Humana exit from Obamacare exchange means 70,000 Tennesseans on the exchanges will be faced with finding new health coverage in 2018 — including 40,000 Knoxville residents where Humana is currently the only option

WASHINGTON, February 15 — Senate health committee Chairman Lamar Alexander (R-Tenn.) today made the following statement on the news that Humana is pulling out of the Obamacare exchanges in Tennessee and 10 other states, leaving 70,000 Tennesseans faced with finding new health coverage for next year – including 40,000 Knoxville residents who currently have no other insurance options on the exchange:

“Yesterday's news from Humana should light a fire under every member of Congress to work together to rescue Americans trapped in the failing Obamacare exchanges before they have no insurance options next year. Humana is the only insurer currently on the Obamacare exchange in Knoxville – which means 40,000 Knoxville residents may have an Obamacare subsidy next year, but it’ll be like holding a bus ticket in a town where no buses run.” 

Earlier this month, Alexander chaired a hearing on the need to stabilize the individual market and invited Tennessee Insurance Commissioner Julie McPeak – who said last year that Tennessee’s Obamacare exchange was ‘very near collapse’ – to discuss specific solutions and a timeline for addressing the problems.

Alexander said at the hearing, “We may reach a situation in 2018 where many Americans have a subsidy through the Affordable Care Act to buy insurance in the individual market, but they don’t have any insurance to buy.  … Right now in two thirds of our counties we’ve got only one bus running through town and in 2018 we might have zero. That’s the problem to solve."

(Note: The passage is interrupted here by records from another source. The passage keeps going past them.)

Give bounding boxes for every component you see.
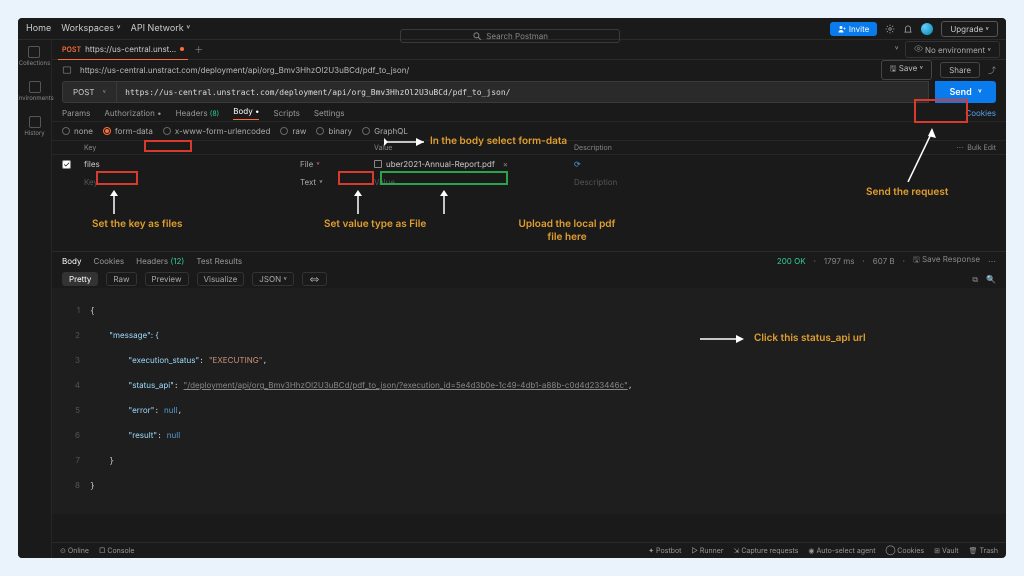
status-console[interactable]: ▢ Console — [99, 546, 135, 555]
response-tabs: Body Cookies Headers (12) Test Results 2… — [52, 252, 1006, 270]
tab-headers[interactable]: Headers (8) — [176, 108, 220, 118]
rail-history[interactable]: History — [24, 116, 44, 137]
lang-selector[interactable]: JSON ˅ — [252, 272, 294, 286]
tab-options-icon[interactable]: ˅ — [895, 44, 899, 55]
bodytype-none[interactable]: none — [62, 126, 93, 136]
file-path-icon[interactable]: ⟳ — [574, 159, 581, 169]
bulk-edit-link[interactable]: ⋯ Bulk Edit — [956, 143, 996, 152]
status-api-link[interactable]: "/deployment/api/org_Bmv3HhzOl2U3uBCd/pd… — [184, 380, 628, 390]
url-input[interactable]: https://us-central.unstract.com/deployme… — [116, 81, 929, 103]
wrap-icon[interactable]: ⇔ — [302, 272, 327, 286]
unsaved-dot-icon — [180, 47, 184, 51]
tab-params[interactable]: Params — [62, 108, 90, 118]
request-tab[interactable]: POST https://us-central.unst... — [58, 40, 188, 60]
invite-button[interactable]: Invite — [830, 22, 877, 36]
environment-selector[interactable]: No environment ˅ — [905, 41, 1000, 58]
status-trash[interactable]: 🗑 Trash — [969, 546, 998, 555]
view-raw[interactable]: Raw — [106, 272, 136, 286]
row-checkbox[interactable] — [62, 160, 71, 169]
menu-api-network[interactable]: API Network ˅ — [131, 23, 191, 34]
titlebar: Home Workspaces ˅ API Network ˅ Search P… — [18, 18, 1006, 40]
menu-home[interactable]: Home — [26, 23, 51, 34]
tab-scripts[interactable]: Scripts — [273, 108, 299, 118]
rail-collections[interactable]: Collections — [19, 46, 51, 67]
menu-workspaces[interactable]: Workspaces ˅ — [61, 23, 120, 34]
invite-icon — [838, 25, 846, 33]
fork-icon[interactable]: ⤴ — [988, 65, 996, 76]
status-online[interactable]: ⊙ Online — [60, 546, 89, 555]
save-button[interactable]: 🖫 Save ˅ — [881, 60, 932, 80]
notifications-icon[interactable] — [903, 24, 913, 34]
response-viewmode: Pretty Raw Preview Visualize JSON ˅ ⇔ ⧉ … — [52, 270, 1006, 288]
http-icon — [62, 65, 72, 75]
file-icon — [374, 160, 382, 168]
status-code: 200 OK — [777, 256, 806, 266]
left-rail: Collections Environments History — [18, 40, 52, 558]
resp-tab-tests[interactable]: Test Results — [196, 256, 242, 266]
status-postbot[interactable]: ✦ Postbot — [648, 546, 681, 555]
search-icon — [472, 31, 482, 41]
copy-icon[interactable]: ⧉ — [972, 274, 978, 285]
cookies-link[interactable]: Cookies — [965, 108, 996, 118]
formdata-row: files File˅ uber2021-Annual-Report.pdf ×… — [52, 155, 1006, 173]
postman-window: Home Workspaces ˅ API Network ˅ Search P… — [18, 18, 1006, 558]
response-panel: Body Cookies Headers (12) Test Results 2… — [52, 251, 1006, 514]
tab-authorization[interactable]: Authorization • — [104, 108, 161, 118]
response-json[interactable]: 1{ 2 "message": { 3 "execution_status": … — [52, 288, 1006, 514]
col-key: Key — [80, 143, 300, 152]
remove-file-icon[interactable]: × — [503, 159, 508, 169]
tab-settings[interactable]: Settings — [314, 108, 345, 118]
response-time: 1797 ms — [824, 256, 855, 266]
formdata-row-empty[interactable]: Key Text ˅ Value Description — [52, 173, 1006, 191]
tab-strip: POST https://us-central.unst... ＋ ˅ No e… — [52, 40, 1006, 60]
status-capture[interactable]: ⇲ Capture requests — [733, 546, 798, 555]
body-type-row: none form-data x-www-form-urlencoded raw… — [52, 122, 1006, 140]
status-runner[interactable]: ▷ Runner — [691, 546, 723, 555]
tab-body[interactable]: Body • — [233, 106, 259, 120]
resp-tab-body[interactable]: Body — [62, 256, 81, 266]
url-row: POST˅ https://us-central.unstract.com/de… — [52, 80, 1006, 104]
bodytype-xwww[interactable]: x-www-form-urlencoded — [163, 126, 271, 136]
save-response[interactable]: 🖫 Save Response — [913, 254, 980, 268]
view-visualize[interactable]: Visualize — [197, 272, 245, 286]
share-button[interactable]: Share — [940, 62, 980, 78]
view-pretty[interactable]: Pretty — [62, 272, 98, 286]
search-response-icon[interactable]: 🔍 — [986, 274, 996, 284]
method-selector[interactable]: POST˅ — [62, 81, 116, 103]
rail-environments[interactable]: Environments — [18, 81, 54, 102]
col-description: Description — [570, 143, 916, 152]
view-preview[interactable]: Preview — [145, 272, 189, 286]
upgrade-button[interactable]: Upgrade ˅ — [941, 21, 998, 37]
avatar[interactable] — [921, 23, 933, 35]
resp-tab-headers[interactable]: Headers (12) — [136, 256, 184, 266]
type-selector[interactable]: File˅ — [300, 159, 370, 169]
status-cookies[interactable]: ◯ Cookies — [886, 546, 925, 555]
formdata-header: Key Value Description ⋯ Bulk Edit — [52, 140, 1006, 155]
status-agent[interactable]: ◉ Auto-select agent — [808, 546, 875, 555]
breadcrumb: https://us-central.unstract.com/deployme… — [80, 65, 873, 75]
bodytype-formdata[interactable]: form-data — [103, 126, 153, 136]
new-tab-button[interactable]: ＋ — [194, 43, 203, 56]
request-head: https://us-central.unstract.com/deployme… — [52, 60, 1006, 80]
send-button[interactable]: Send˅ — [935, 81, 996, 103]
response-size: 607 B — [873, 256, 895, 266]
bodytype-graphql[interactable]: GraphQL — [362, 126, 408, 136]
eye-icon — [914, 44, 923, 53]
value-file[interactable]: uber2021-Annual-Report.pdf × — [370, 159, 570, 169]
status-vault[interactable]: ⊞ Vault — [934, 546, 958, 555]
settings-icon[interactable] — [885, 24, 895, 34]
key-input[interactable]: files — [80, 159, 300, 169]
bodytype-binary[interactable]: binary — [316, 126, 352, 136]
request-subtabs: Params Authorization • Headers (8) Body … — [52, 104, 1006, 122]
statusbar: ⊙ Online ▢ Console ✦ Postbot ▷ Runner ⇲ … — [52, 542, 1006, 558]
bodytype-raw[interactable]: raw — [280, 126, 306, 136]
col-value: Value — [370, 143, 570, 152]
resp-tab-cookies[interactable]: Cookies — [93, 256, 124, 266]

He continued, “Now, it doesn’t make as much a difference to me as to whose fault that is. I can make a pretty good speech about that and you can make a pretty good speech saying why it’s not your fault or it is our fault.  I think the question the American people want to know, particularly if they’re among the 11 million people in the exchanges or the 18 million in the whole individual market, is well: What are you going to do about that?”

Alexander today renewed his call for the Congress and the administration to move forward on a rescue plan. He offered ideas – including those discussed at the hearing – that may be done through legislation or administrative action to help the 11 million Americans who buy individual insurance on the Obamacare exchanges:

  • Continue cost-sharing subsidies to help pay for high deductibles and premium subsidies, for a transitional period;
  • Reduce special enrollment periods and verify eligibility for special enrollment periods generally;
  • Adjust grace periods so insurance plans are paid for their services;
  • Repeal or loosen age-rating restrictions, which limit the difference between premiums insurers can charge young and older people;
  • Give states more flexibility to define "Essential Health Benefits"; and
  • Allow individuals to use their Obamacare subsidies to purchase plans outside of Obamacare exchanges.